1864
Перевод Эдуард Юрьевич Ермаков
Summum Bonum[32] (Поцелуй)
Все дыханье цветущего лета – одна пчела –
Чудеса и богатства мира – один алмаз –
Жемчуга сердце – сиянье и тени волн –
Истина ярче алмаза, искренность чище чем жемчуг –
Все это вместе и многое сверх того
В твое поцелуе, женщина.
Перевод Яков Фельдман
Это серое море и длинная чёрная суша.
И большая луна – неподвижная жёлтая груша.
Потрясённые волны в кошмарном бормочущем сне.
Золотые колечки на моря мохнатой спине.
Одинокая лодка в заветную бухту спешит
И врезается в берег, и берег под брюхом шуршит.
Миля тёплого пляжа, прибоем пропахшего.
Одинокая ферма, в долине пропавшая.
Стук в оконную раму и шлёпанцев шорох.
Синий, спичкой на ощупь зачёркнутый порох.

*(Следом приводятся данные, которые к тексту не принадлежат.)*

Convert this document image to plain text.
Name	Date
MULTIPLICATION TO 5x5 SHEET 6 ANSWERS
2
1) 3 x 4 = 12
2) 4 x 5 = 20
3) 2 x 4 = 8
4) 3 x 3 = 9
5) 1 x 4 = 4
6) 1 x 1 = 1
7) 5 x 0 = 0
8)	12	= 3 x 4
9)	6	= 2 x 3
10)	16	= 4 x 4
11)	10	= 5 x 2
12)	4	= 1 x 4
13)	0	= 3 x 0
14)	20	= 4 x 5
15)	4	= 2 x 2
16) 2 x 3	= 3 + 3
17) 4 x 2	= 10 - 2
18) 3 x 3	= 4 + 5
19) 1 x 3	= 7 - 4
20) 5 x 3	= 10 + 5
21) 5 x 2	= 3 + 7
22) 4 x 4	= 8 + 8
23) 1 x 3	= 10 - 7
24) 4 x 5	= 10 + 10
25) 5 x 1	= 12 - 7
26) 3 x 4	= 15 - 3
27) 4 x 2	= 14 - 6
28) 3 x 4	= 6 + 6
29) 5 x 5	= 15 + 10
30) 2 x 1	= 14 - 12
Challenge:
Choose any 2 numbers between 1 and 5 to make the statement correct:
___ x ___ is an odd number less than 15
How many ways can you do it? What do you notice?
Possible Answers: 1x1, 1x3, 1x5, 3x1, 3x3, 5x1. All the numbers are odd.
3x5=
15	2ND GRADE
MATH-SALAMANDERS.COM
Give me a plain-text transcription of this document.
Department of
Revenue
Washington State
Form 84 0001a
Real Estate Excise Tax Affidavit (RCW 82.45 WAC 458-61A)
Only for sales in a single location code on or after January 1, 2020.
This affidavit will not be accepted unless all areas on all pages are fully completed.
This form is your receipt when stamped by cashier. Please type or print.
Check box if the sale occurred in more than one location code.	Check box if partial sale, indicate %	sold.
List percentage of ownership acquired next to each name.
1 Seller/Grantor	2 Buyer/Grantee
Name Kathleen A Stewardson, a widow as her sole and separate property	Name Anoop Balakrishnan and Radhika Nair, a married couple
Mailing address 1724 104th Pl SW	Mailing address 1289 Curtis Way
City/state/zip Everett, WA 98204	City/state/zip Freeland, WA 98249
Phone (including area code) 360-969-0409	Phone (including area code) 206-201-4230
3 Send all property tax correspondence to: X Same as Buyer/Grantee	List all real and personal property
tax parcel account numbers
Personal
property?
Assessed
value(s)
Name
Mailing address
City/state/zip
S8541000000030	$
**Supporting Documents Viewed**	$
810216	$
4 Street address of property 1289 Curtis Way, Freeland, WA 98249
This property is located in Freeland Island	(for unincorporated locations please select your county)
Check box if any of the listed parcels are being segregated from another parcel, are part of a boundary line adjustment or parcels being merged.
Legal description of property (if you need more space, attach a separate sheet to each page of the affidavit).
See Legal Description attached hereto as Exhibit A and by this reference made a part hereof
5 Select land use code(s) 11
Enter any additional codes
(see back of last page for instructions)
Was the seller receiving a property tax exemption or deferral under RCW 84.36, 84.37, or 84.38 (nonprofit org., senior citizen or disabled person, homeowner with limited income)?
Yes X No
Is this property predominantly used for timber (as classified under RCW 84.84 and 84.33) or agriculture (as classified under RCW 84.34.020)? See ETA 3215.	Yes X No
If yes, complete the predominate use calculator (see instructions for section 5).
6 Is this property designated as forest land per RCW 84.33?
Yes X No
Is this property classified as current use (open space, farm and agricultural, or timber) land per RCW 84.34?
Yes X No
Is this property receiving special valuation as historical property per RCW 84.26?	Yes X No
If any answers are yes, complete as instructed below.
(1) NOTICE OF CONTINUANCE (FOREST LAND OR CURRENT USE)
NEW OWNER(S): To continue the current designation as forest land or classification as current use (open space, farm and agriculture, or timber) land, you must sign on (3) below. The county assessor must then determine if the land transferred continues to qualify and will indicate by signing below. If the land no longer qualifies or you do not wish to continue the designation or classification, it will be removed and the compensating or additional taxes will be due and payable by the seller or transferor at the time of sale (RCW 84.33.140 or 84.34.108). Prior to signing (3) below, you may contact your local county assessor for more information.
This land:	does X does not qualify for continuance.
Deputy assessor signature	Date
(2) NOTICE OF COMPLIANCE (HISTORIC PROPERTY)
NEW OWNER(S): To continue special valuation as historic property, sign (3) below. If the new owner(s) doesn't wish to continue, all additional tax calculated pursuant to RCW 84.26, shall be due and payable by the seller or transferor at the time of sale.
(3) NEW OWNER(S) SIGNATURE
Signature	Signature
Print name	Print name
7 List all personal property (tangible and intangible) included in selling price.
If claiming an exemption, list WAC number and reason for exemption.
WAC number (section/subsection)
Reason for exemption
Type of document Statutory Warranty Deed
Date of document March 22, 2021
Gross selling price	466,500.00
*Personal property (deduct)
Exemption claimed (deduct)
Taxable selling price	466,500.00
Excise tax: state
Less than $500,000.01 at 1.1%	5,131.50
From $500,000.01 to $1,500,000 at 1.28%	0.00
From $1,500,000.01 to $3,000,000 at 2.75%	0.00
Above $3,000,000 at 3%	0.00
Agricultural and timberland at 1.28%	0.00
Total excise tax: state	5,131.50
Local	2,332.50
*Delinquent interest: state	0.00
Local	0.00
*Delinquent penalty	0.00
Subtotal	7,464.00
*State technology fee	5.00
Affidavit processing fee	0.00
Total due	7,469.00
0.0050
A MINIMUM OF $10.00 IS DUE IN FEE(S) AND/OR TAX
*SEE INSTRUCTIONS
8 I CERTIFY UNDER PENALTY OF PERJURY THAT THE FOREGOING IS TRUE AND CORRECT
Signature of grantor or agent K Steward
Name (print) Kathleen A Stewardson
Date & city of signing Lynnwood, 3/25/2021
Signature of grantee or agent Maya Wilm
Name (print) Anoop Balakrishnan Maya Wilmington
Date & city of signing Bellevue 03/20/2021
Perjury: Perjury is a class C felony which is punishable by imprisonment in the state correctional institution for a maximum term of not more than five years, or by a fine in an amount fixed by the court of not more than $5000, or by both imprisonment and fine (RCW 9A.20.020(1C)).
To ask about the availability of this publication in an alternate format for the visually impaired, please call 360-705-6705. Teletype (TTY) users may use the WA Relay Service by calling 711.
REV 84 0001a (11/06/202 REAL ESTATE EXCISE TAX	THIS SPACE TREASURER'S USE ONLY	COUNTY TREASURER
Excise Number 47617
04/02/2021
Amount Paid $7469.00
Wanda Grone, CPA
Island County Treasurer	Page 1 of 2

Тихий голос, сладкий и щемящий.
Сердце – сердце. Чаще, чаще, чаще.
Перевод Яков Фельдман
1.
Тёмный берег и серый залив,
Низко повисла луны половина.
Прыгают волны, пугливы, легки,
Яркие пляшут их завитки,
К бухте толкая мою бригантину,
В мокром песке свой бег погасив.
2.
Теплую отмель прошёл до конца.
Через поля приблизился к дому.
Стук по стеклу, скрип, словно треск,
Спички зажжённой синий всплеск,
И голос, не громче сквозь радость истомы,
Чем бьются друг в друга наши сердца.
Перевод Александр Лукьянов
Нахлынул день внезапной пустотою.
Блестело солнце, в воздухе звеня.
Он уходил дорогой золотою
Как мир мужчин, прошедший сквозь меня.
Перевод Яков Фельдман
Из-за мыса море вышло вдруг,
И солнце встало над кромкой гор;
Лежал ему путь в золотой простор,
Мне – в мир людей, мир горя и мук.
Перевод В. Исакова
Год добрался до весны (Песнь Пиппы)
Год добрался до весны,
День дозрел до утра.
Травы влажны от росы –
Капли перламутра.
На колючие кусты
Льются трели сладки.
Бог взирает с высоты –
В мире всё в порядке.
Перевод Яков Фельдман
Как привезли добрую весть из Гента в Ахен[33]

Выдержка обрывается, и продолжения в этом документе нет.